Personal information
- Born: 6 September 1956 (age 69) Kermanshah, Iran

Sport
- Sport: Freestyle wrestling, varzesh-e bastani

Achievements and titles
- National finals: Pahlevan of Iran (2): 1363, 1367

Medal record
Representing Iran
World Championships
| Disqualified | 1985 Budapest | 90 kg |
| Bronze medal – third place | 1990 Tokyo | 90 kg |
Asian Games
| Gold medal – first place | 1982 New Delhi | 90 kg |
| Silver medal – second place | 1986 Seoul | 90 kg |
Asian Championships
| Gold medal – first place | 1979 Jalandhar | 90 kg |
| Gold medal – first place | 1981 Lahore | 90 kg |
| Gold medal – first place | 1983 Tehran | 90 kg |
| Gold medal – first place | 1987 Mumbai | 90 kg |
| Gold medal – first place | 1989 Oarai | 90 kg |

= Mohammad Hassan Mohebbi =

Iranian wrestler (born 1956)

Mohammad Hassan "Homa" Mohebbi (محمد حسن محبی, born 6 September 1956) is an Iranian light heavyweight freestyle wrestler from Kermanshah.
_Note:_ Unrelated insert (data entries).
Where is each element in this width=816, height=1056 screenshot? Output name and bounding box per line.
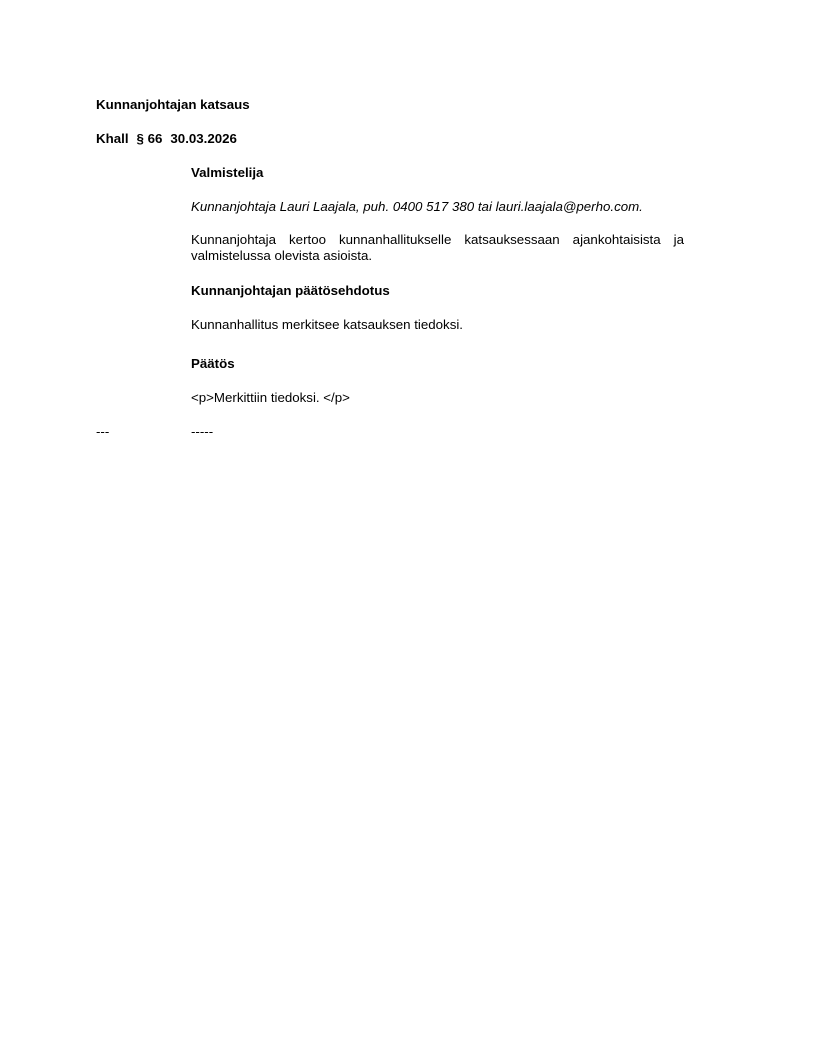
preparer-heading: Valmistelija <box>191 165 263 181</box>
meeting-body: Khall <box>96 131 129 146</box>
decision-heading: Päätös <box>191 356 235 372</box>
preparer-description: Kunnanjohtaja kertoo kunnanhallitukselle… <box>191 232 684 264</box>
proposal-text: Kunnanhallitus merkitsee katsauksen tied… <box>191 317 463 333</box>
meeting-date: 30.03.2026 <box>170 131 237 146</box>
decision-text: <p>Merkittiin tiedoksi. </p> <box>191 390 350 406</box>
document-title: Kunnanjohtajan katsaus <box>96 97 250 113</box>
meeting-meta: Khall§ 6630.03.2026 <box>96 131 237 147</box>
preparer-contact: Kunnanjohtaja Lauri Laajala, puh. 0400 5… <box>191 199 643 215</box>
section-number: § 66 <box>137 131 163 146</box>
footer-separator-right: ----- <box>191 424 213 440</box>
footer-separator-left: --- <box>96 424 109 440</box>
proposal-heading: Kunnanjohtajan päätösehdotus <box>191 283 390 299</box>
He is often confused with his twin brother Mohammad Hossein Mohebbi, who competed in lighter categories (74 or 82 kg).

He won one silver and one bronze medal at the World Championships, with the silver medal being stripped over what was considered unsportsmanlike behaviour, which was essentially Mohebbi being forced by the Iranian team officials to step down from the podium when the US anthem was played. He was also a two-time Pahlevan of Iran.

Like many of his fellow Iranian wrestlers in the 1980s, his sport career suffered on account of political influences of the Iran's sport organizations at that time. Iran boycotted the Olympic Games in 1980 and 1984, and did not participate at the Wrestling World Championships in 1979, 1983, 1986, and 1987.

==Sensation at World Championship 1985==
At the 1985 World Championship in Budapest, Mohebbi lost against the American William Scherr in the final and won the silver medal, but he was forced by the Iranian team officials to step down from the podium in order not to stand at attention for the US anthem and flag. The FILA executive board stripped him of his medal after ruling Mohebbi's action was disrespectful towards other medalists. His silver medal was given to German wrestler Roland Dudziak.